Old Charleston looks from roof and spire and dome, Across her tranquil bay.

Ships, through a hundred foes, from Saxon lands

And spicy Indian ports,

Bring Saxon steel and iron to her hands,

And Summer to her courts.

But still, along yon dim Atlantic line,

The only hostile smoke

Creeps like a harmless mist above the brine,

From some frail, floating oak.

Shall the Spring dawn, and she still clad in smiles,
And with an unscathed brow,

Rest in the strong arms of her palm-crowned isles,
As fair and free as now?

We know not; in the temple of the Fates

God has inscribed her doom;

And, all untroubled in her faith, she waits
The triumph or the tomb.

April, 1863.

Ode

[Sung on the occasion of decorating the graves of the Confederate dead at Magnolia Cemetery, Charleston, S. C., 1867.]
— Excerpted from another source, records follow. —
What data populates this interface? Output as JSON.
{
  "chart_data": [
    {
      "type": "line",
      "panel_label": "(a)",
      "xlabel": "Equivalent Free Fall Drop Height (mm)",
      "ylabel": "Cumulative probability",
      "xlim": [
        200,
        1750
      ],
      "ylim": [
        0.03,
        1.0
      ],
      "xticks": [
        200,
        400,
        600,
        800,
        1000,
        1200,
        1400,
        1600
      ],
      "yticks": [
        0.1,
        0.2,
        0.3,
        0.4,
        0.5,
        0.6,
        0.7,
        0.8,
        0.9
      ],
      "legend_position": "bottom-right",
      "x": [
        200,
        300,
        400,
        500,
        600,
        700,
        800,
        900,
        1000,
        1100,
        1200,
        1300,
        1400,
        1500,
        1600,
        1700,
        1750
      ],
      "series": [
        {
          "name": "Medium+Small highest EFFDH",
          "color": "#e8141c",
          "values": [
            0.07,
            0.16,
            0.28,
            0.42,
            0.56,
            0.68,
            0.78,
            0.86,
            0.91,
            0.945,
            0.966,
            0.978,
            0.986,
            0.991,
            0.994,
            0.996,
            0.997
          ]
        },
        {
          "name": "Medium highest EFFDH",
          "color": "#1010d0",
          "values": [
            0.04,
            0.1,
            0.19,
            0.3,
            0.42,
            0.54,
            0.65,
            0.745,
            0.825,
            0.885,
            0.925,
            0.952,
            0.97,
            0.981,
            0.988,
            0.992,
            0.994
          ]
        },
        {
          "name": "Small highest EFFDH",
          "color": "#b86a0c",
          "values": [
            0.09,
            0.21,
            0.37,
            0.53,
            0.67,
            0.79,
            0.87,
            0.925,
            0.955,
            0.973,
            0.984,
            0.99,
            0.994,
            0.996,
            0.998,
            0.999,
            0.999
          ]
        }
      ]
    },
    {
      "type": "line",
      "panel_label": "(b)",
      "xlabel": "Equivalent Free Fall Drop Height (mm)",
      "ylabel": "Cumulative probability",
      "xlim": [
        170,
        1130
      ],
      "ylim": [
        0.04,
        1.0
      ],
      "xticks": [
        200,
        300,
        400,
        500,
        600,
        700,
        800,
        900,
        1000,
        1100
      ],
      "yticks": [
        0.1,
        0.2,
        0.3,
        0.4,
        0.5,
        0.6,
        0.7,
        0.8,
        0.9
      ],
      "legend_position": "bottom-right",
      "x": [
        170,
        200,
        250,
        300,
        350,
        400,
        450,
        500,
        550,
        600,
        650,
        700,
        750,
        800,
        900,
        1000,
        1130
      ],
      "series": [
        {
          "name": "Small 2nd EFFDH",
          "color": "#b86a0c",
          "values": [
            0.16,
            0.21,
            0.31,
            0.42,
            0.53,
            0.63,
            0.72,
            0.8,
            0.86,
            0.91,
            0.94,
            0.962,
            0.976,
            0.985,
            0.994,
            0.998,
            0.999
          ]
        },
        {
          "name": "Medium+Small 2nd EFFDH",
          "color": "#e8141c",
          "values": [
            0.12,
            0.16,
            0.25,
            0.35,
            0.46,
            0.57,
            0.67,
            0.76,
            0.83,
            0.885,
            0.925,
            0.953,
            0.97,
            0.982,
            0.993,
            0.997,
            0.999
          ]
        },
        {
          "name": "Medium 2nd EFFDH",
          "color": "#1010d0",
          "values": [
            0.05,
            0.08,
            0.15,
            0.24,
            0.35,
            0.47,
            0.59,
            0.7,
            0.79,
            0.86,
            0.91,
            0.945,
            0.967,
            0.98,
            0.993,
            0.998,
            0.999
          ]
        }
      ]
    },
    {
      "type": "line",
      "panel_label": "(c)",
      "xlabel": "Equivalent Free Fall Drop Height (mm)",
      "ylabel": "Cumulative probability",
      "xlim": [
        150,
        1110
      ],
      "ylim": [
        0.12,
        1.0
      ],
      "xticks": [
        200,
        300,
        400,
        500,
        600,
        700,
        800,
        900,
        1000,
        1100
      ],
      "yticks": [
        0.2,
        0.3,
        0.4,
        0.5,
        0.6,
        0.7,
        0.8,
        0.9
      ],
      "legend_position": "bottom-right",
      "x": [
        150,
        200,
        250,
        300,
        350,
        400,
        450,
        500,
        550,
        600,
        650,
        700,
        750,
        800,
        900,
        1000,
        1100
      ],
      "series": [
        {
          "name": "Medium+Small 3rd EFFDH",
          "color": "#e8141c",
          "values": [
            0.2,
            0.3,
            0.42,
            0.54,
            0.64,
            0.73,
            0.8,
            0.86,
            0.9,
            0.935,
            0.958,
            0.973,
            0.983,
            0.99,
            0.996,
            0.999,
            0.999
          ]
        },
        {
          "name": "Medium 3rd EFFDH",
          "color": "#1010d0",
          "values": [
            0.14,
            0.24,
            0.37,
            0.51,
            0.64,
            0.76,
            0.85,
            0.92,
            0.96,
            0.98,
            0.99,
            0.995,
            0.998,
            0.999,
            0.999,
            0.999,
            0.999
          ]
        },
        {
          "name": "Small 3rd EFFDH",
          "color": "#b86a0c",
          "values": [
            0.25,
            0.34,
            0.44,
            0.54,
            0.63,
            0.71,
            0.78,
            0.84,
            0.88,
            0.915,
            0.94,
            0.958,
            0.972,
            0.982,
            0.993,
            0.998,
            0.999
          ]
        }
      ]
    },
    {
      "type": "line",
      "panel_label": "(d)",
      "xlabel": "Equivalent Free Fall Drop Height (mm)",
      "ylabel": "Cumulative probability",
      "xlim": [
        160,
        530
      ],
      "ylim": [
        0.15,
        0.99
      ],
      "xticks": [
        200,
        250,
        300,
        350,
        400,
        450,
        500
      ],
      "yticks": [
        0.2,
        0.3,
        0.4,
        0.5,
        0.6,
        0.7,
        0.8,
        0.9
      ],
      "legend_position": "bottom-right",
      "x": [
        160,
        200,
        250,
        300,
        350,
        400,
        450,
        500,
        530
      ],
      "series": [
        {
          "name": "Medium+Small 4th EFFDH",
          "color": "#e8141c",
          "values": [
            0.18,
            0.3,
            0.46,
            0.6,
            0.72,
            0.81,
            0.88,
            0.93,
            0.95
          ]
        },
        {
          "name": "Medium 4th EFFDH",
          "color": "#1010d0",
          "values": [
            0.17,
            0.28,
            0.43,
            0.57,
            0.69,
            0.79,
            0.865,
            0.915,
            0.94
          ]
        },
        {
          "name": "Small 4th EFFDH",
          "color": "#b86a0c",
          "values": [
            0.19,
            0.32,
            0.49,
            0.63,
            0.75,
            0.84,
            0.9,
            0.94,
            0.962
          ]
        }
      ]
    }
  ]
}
Sleep sweetly in your humble graves,
Sleep, martyrs of a fallen cause;
Though yet no marble column craves
The pilgrim here to pause.

In seeds of laurel in the earth

The blossom of your fame is blown,
And somewhere, waiting for its birth,
The shaft is in the stone!

Meanwhile, behalf the tardy years

Which keep in trust your storied tombs,
Behold! your sisters bring their tears,
And these memorial blooms.

Small tributes! but your shades will smile
More proudly on these wreaths to-day,
Than when some cannon-moulded pile
Shall overlook this bay.

Stoop, angels, hither from the skies!

There is no holier spot of ground

Than where defeated valor lies,
By mourning beauty crowned!

The Volunteer

"At dawn," he said, “I bid them all farewell,
To go where bugles call and rifles gleam."
And with the restless thought asleep he fell,
And glided into dream.

A great hot plain from sea to mountain spread,—
Through it a level river slowly drawn:
He moved with a vast crowd, and at its head
Streamed banners like the dawn.

There came a blinding flash, a deafening roar,
And dissonant cries of triumph and dismay;
Blood trickled down the river's reedy shore,
And with the dead he lay.

The morn broke in upon his solemn dream,

And still, with steady pulse and deepening eye, "Where bugles call," he said, "and rifles gleam, I follow, though I die!"